"If America tried to block foreign-made products and make everything at home, prices would skyrocket and foreign countries would likely retaliate by blocking U.S. goods from their countries. "You can't turn back the clock," Blinder says.Trump doesn't plan to block them. He plans to tariff them. That way we don't have shortages before American industries can ramp up.
Other countries probably will retaliate. But our trade deficit is so high it won't matter. For example, in the first 6 months of 2015 we imported $227 Billion of Chinese goods, and only exported $56 billion to China. So their retaliation is just not going to matter that much.
But there's an even bigger problem for those who want to restore U.S. manufacturing employment (now 12.3 million) to its 1979 peak of 19.6 million: Technology has taken many of those jobs for good. Today's high-tech factories employ a fraction of the workers they used to. General Motors, for example, employed 600,000 in the 1970s. It has 216,000 now and sells more cars than ever.
While that is true, there are very important reasons to recapture those industrial processes.
- We need those industrial processes in times of war. We should never become dependent on foreign countries for as much as we have.

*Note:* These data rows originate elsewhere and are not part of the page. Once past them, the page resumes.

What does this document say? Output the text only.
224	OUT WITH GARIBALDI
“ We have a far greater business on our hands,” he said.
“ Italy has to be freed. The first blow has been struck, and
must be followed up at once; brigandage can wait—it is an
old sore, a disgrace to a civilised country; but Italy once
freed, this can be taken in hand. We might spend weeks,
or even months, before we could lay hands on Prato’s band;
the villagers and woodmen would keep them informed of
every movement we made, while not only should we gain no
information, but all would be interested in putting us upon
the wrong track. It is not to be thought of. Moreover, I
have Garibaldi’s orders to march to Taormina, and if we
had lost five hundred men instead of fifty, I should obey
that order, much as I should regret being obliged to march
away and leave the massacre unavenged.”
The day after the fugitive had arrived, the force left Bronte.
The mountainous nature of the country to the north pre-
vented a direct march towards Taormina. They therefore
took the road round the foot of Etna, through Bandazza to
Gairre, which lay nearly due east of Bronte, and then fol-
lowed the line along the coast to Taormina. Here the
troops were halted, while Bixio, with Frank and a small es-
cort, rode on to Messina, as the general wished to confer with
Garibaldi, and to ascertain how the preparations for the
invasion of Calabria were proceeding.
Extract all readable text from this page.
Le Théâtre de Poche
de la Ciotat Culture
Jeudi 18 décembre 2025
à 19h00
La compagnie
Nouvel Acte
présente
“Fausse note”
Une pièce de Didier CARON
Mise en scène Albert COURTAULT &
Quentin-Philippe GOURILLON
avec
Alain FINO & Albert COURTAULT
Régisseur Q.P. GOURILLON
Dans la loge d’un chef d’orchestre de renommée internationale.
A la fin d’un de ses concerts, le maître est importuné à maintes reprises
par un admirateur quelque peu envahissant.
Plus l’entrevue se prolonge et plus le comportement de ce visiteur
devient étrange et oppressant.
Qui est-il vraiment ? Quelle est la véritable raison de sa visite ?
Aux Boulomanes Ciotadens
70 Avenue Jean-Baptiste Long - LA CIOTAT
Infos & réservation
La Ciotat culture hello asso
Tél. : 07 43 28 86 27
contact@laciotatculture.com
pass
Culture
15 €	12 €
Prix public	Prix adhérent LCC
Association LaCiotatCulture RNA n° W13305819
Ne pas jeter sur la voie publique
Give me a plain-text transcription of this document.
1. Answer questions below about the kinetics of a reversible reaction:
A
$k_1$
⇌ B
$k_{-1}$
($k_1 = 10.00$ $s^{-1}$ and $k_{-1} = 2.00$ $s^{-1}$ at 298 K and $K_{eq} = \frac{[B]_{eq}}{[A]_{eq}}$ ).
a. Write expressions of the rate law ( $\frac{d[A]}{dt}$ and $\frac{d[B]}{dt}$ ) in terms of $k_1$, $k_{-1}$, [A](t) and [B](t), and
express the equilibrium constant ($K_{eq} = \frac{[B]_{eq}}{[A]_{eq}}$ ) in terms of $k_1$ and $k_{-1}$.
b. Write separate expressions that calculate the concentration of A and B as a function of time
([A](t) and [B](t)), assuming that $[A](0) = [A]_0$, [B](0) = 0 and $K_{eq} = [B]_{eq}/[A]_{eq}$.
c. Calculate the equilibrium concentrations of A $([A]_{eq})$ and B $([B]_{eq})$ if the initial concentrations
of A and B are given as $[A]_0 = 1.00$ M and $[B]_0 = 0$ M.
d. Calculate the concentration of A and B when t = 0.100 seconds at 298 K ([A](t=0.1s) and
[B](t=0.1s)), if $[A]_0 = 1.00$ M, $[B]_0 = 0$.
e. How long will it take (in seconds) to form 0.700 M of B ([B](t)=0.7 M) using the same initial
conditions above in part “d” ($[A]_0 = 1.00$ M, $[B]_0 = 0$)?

In 1812 Europe cut us off from manufacturing goods, causing Thomas Jefferson to change is views from thinking we need to be an agricultural economy and trade for manufacturing goods, to observing that a strong manufacturing base was essential to preserving a free state.
- To install robotics and become the masters of robotics, we need to have the manufacturing processes to work with. China despite it's cheap wages is moving forward with robotics.
- There are a lot of other jobs that move with the manufacturing processes( Research and Design, marketing, etc.).
- Letting China have those manufacturing processes strengthens China militarily. That's not a good idea.